In futuro potremmo indossare degli abiti anti-zanzare. Proprio così perché il prossimo step della “lotta” a questo fastidioso insetto che spesso e volentieri turba i nostri sonni estivi, potrebbe essere rappresentato proprio da vestiti con materiali speciali. Come riferisce l’edizione online dell’agenzia Ansa, alcuni ricercatori stanno studiando degli abiti ottenuti con fili di grafene, il materiale più sottile al mondo che come “tradisce” il suo stesso nome, è ottenuto dalla grafite. Si tratta di una sorta di barriera che blocca gli odori emessi dal nostro corpo e che vengono utilizzati dalle zanzare per captare la propria preda. A lavorare a questo straordinario progetto sono i ricercatori della Brown, nota università americana, che hanno pubblicato i risultati del loro studio sulla rivista dell’Accademia Nazionale delle Scienze degli Stati Uniti (Pnas).

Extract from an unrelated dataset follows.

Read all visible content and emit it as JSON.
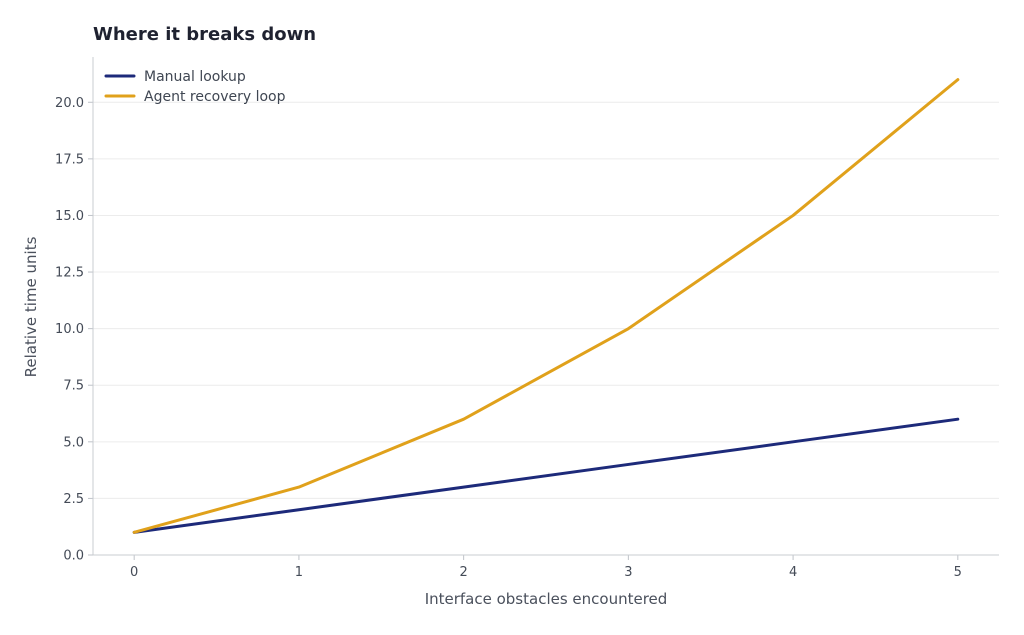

ABITI ANTI ZANZARE, VESTITI IN GRAFENE

“Le zanzare sono importanti vettori per le malattie in tutto il mondo e c’è molto interesse nella protezione delle punture – le parole di Hurt, coordinatore della ricerca, che poi aggiunge – abbiamo lavorato su tessuti che incorporano il grafene come barriera contro i prodotti chimici tossici e abbiamo voluto verificare se l’approccio potesse fornire anche protezione contro le zanzare”. Per testare il nuovo “prodotto” i ricercatori hanno chiesto una mano ad alcuni coraggiosi, che hanno indossato il grafene sul braccio, esponendo poi l’arto ad un ambiente pieno di zanzare. Ne è emerso che la pelle protetta da questo speciale materiale non ha ricevuto alcun morso, a differenza invece della pelle nuda. Questa nuova materia prima rappresenta una sorta di nuova scienza, visto che negli ultimi tempi sta ricevendo grandissima attenzione per i suoi usi polivalenti; può infatti essere usata nelle racchette da tennis, nelle celle solari, ed ora, come importante barriera a protezione delle zanzare. Quest’ultima scoperta, se verrà confermata, rappresenta senza dubbio un passo avanti sensazionale, visto che, al di là del fastidio provocato dalle punture di zanzare, questi insetti volatili sono fra i principali vettori di malattie infettive al mondo, come ad esempio la febbre Dengue, che ha fatto registrare due case nello scorso fine settimana anche in Italia.